Athletes fight for an edge over their opponents on and off the field, but the greatest advantage of all depends on where these battles take place.
BYU rugby and lacrosse combine for 34 games in a three-month season, yet only 12 of those games are at home. Only 35 percent of their seasons is spent in front of a home crowd where the advantage is in the teams’ favor. This is terribly low when compared to the better known sports on campus. Men’s basketball had 53 percent of its games in the Marriott Center this past season, while the football team had an even 50 percent of its games in LaVell Edwards Stadium. Men’s volleyball has had an impressive 61 percent of its season played in Provo.
“We put in a lot of work throughout the year that the BYU community doesn’t get to see,” sophomore lacrosse player Mike Fabrizio said. “They really just don’t know. When we are at home they finally get to see how much work and effort we have been putting in.”

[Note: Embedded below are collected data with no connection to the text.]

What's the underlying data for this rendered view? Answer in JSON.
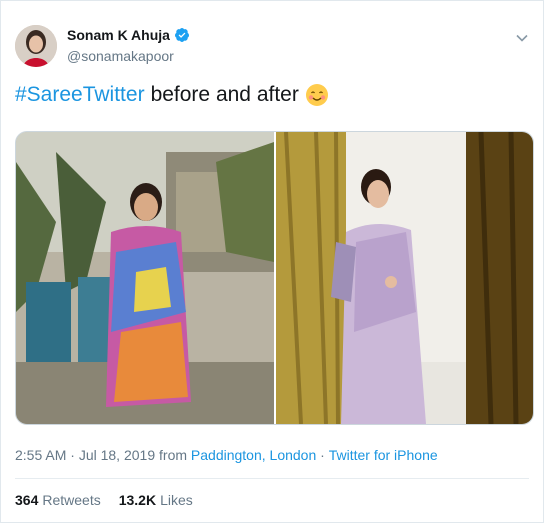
{
  "author": {
    "name": "Sonam K Ahuja",
    "handle": "@sonamakapoor",
    "verified": true
  },
  "tweet": {
    "hashtag": "#SareeTwitter",
    "text": "before and after",
    "emoji": "smiling-face-with-hearts-emoji"
  },
  "media": [
    {
      "description_icon": "photo-left"
    },
    {
      "description_icon": "photo-right"
    }
  ],
  "meta": {
    "time": "2:55 AM",
    "date_sep": " · ",
    "date": "Jul 18, 2019",
    "from": " from ",
    "location": "Paddington, London",
    "client_sep": " · ",
    "client": "Twitter for iPhone"
  },
  "stats": {
    "retweets_count": "364",
    "retweets_label": "Retweets",
    "likes_count": "13.2K",
    "likes_label": "Likes"
  },
  "colors": {
    "link": "#1b95e0",
    "muted": "#657786",
    "text": "#14171a"
  }
}
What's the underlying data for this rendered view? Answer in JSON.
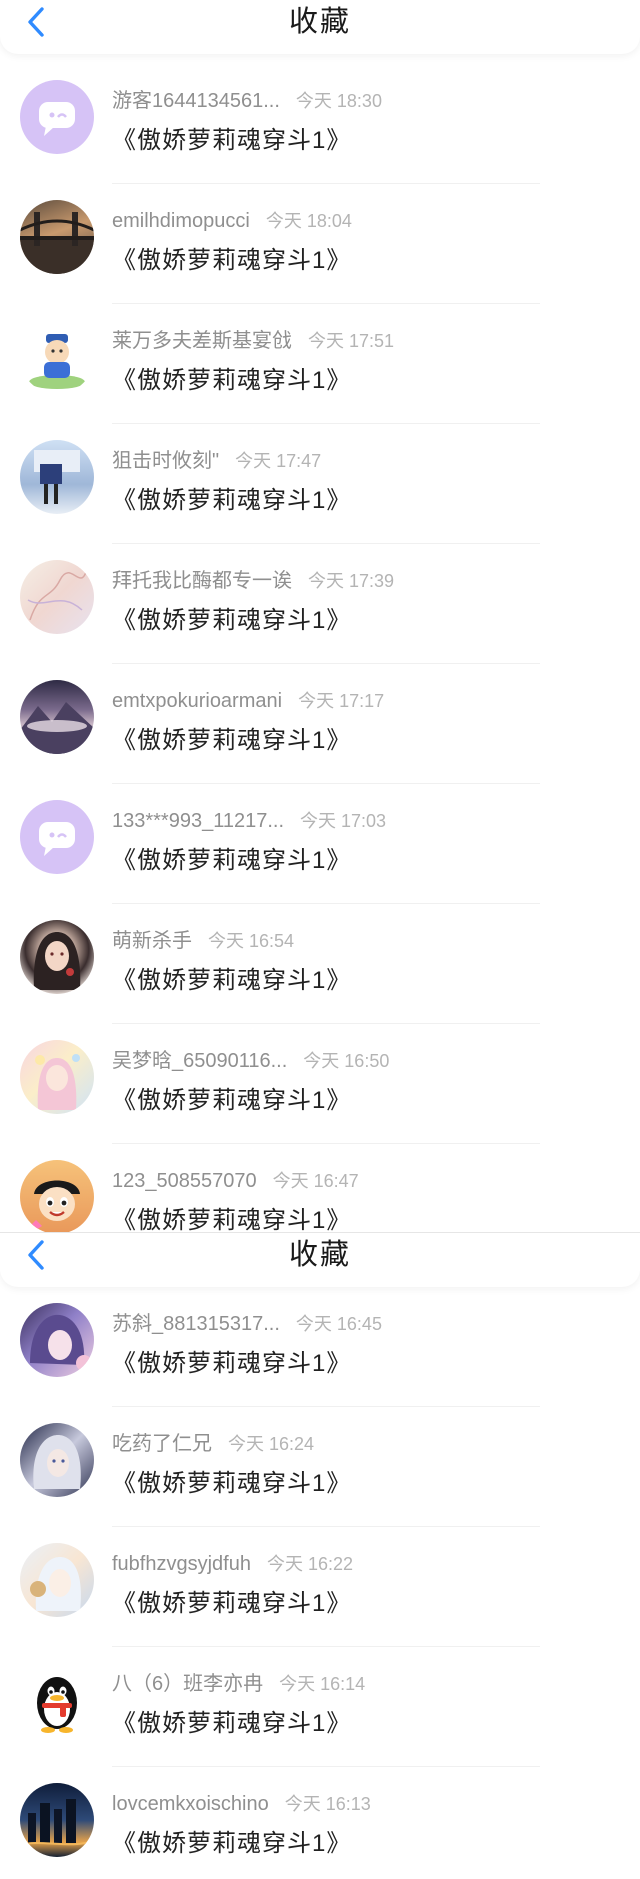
{
  "header": {
    "title": "收藏",
    "back_icon": "chevron-left-icon",
    "accent_color": "#2f8bff"
  },
  "screen1": {
    "items": [
      {
        "name": "游客1644134561...",
        "time": "今天 18:30",
        "title": "《傲娇萝莉魂穿斗1》",
        "avatar": "chat-bubble-icon"
      },
      {
        "name": "emilhdimopucci",
        "time": "今天 18:04",
        "title": "《傲娇萝莉魂穿斗1》",
        "avatar": "bridge-photo"
      },
      {
        "name": "莱万多夫差斯基宴戗",
        "time": "今天 17:51",
        "title": "《傲娇萝莉魂穿斗1》",
        "avatar": "cartoon-kid"
      },
      {
        "name": "狙击时攸刻\"",
        "time": "今天 17:47",
        "title": "《傲娇萝莉魂穿斗1》",
        "avatar": "school-uniform"
      },
      {
        "name": "拜托我比酶都专一诶",
        "time": "今天 17:39",
        "title": "《傲娇萝莉魂穿斗1》",
        "avatar": "sketch-art"
      },
      {
        "name": "emtxpokurioarmani",
        "time": "今天 17:17",
        "title": "《傲娇萝莉魂穿斗1》",
        "avatar": "mountain-art"
      },
      {
        "name": "133***993_11217...",
        "time": "今天 17:03",
        "title": "《傲娇萝莉魂穿斗1》",
        "avatar": "chat-bubble-icon"
      },
      {
        "name": "萌新杀手",
        "time": "今天 16:54",
        "title": "《傲娇萝莉魂穿斗1》",
        "avatar": "girl-portrait"
      },
      {
        "name": "吴梦晗_65090116...",
        "time": "今天 16:50",
        "title": "《傲娇萝莉魂穿斗1》",
        "avatar": "pastel-art"
      },
      {
        "name": "123_508557070",
        "time": "今天 16:47",
        "title": "《傲娇萝莉魂穿斗1》",
        "avatar": "luffy-cartoon"
      }
    ]
  },
  "screen2": {
    "items": [
      {
        "name": "苏斜_881315317...",
        "time": "今天 16:45",
        "title": "《傲娇萝莉魂穿斗1》",
        "avatar": "anime-purple"
      },
      {
        "name": "吃药了仁兄",
        "time": "今天 16:24",
        "title": "《傲娇萝莉魂穿斗1》",
        "avatar": "anime-silver"
      },
      {
        "name": "fubfhzvgsyjdfuh",
        "time": "今天 16:22",
        "title": "《傲娇萝莉魂穿斗1》",
        "avatar": "anime-light"
      },
      {
        "name": "八（6）班李亦冉",
        "time": "今天 16:14",
        "title": "《傲娇萝莉魂穿斗1》",
        "avatar": "qq-penguin-icon"
      },
      {
        "name": "lovcemkxoischino",
        "time": "今天 16:13",
        "title": "《傲娇萝莉魂穿斗1》",
        "avatar": "city-night"
      }
    ]
  }
}
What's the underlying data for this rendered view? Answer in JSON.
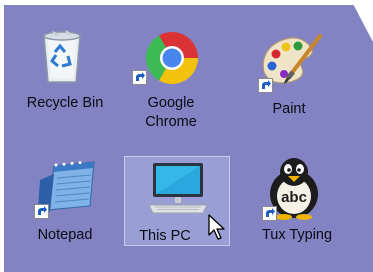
{
  "desktop": {
    "background_color": "#8383c4",
    "icons": [
      {
        "label": "Recycle Bin",
        "icon": "recycle-bin-icon",
        "shortcut": false
      },
      {
        "label": "Google\nChrome",
        "icon": "chrome-icon",
        "shortcut": true
      },
      {
        "label": "Paint",
        "icon": "paint-palette-icon",
        "shortcut": true
      },
      {
        "label": "Notepad",
        "icon": "notepad-icon",
        "shortcut": true
      },
      {
        "label": "This PC",
        "icon": "computer-icon",
        "shortcut": false,
        "selected": true
      },
      {
        "label": "Tux Typing",
        "icon": "penguin-icon",
        "shortcut": true
      }
    ]
  }
}
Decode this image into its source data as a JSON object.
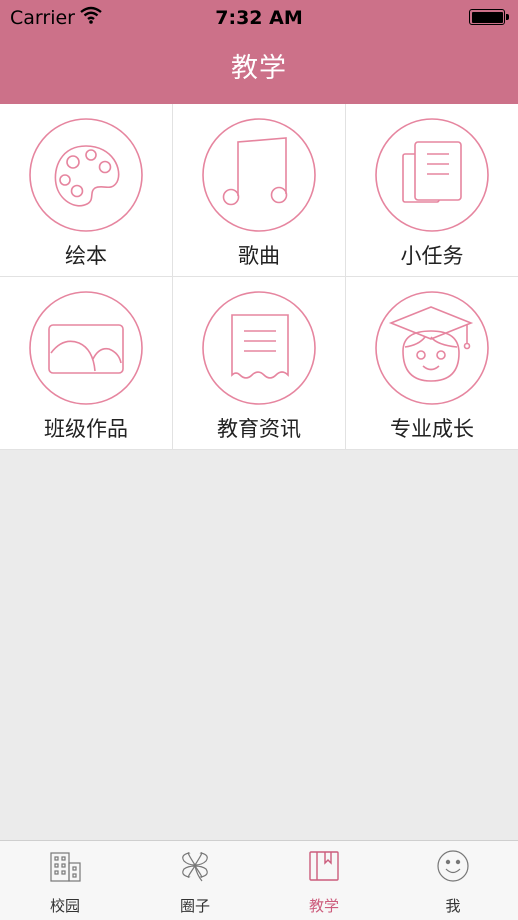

Playing at home is not only a privilege, but an advantage — an advantage the rugby and lacrosse teams don’t often have.
These student athletes have a hard time juggling school, work, sports and, for some, their families. It is incredible to think that on top of these responsibilities they must pay to play the sport they love.
“Academically it is challenging,” TJ Allred, senior rugby player, said. “I guess practice makes perfect. We are so used to being on the road that we just kind of get used to it. I mean, when you don’t receive a scholarship to play you have to work together as a team to succeed.”
The lacrosse team competes in the Rocky Mountain Lacrosse Conference, where it has won eight conference championships and four national championships. The rugby team competes in the College Premier Division, where it has won two national championships.
These programs are not sanctioned by the NCAA, but they still dominate the field wherever they go. Between the two teams they have racked up six national championships since 1997. This season they combine for a record of 11–1. Unfortunately, the teams play almost two thirds of their games on the road. With all of these road trips it becomes easy to slack on school work and on homework, but the coaches make sure these athletes are students first.
“It is difficult,” freshmen rugby player Jonathan Linehan said. “We are student-athletes. Student comes first in that sentence, athlete comes second.”
The lacrosse team has adopted a mentoring program where the older, more experienced players help the younger ones with school work. With this program in place, the coaches have high academic expectations for the players.
“It almost feels like you are on vacation,” Fabrizio said. “But it isn’t. These are work trips, and we have to keep up with our school work along with our game preparation. Our coaches are very good at laying out our weeks and giving us specific study time.”
The lacrosse team has produced more than one hundred Academic All-Americans. BYU rugby has produced dozens of All-Americans since 2001 and a has only lost 20 games in 21 years.
Being on the road is one of the BYU lacrosse team’s biggest challenges; but when it comes to home games, the team excels. In the past two years, the rugby and lacrosse teams have not lost a game in front of a home crowd.
“It is all about momentum,” sophomore lacrosse player Zach Jordan said. “Momentum is home field advantage. When you have the home fans behind you, cheering you on, the momentum is right there. Cougar Nation is right there, and then we bring the energy.”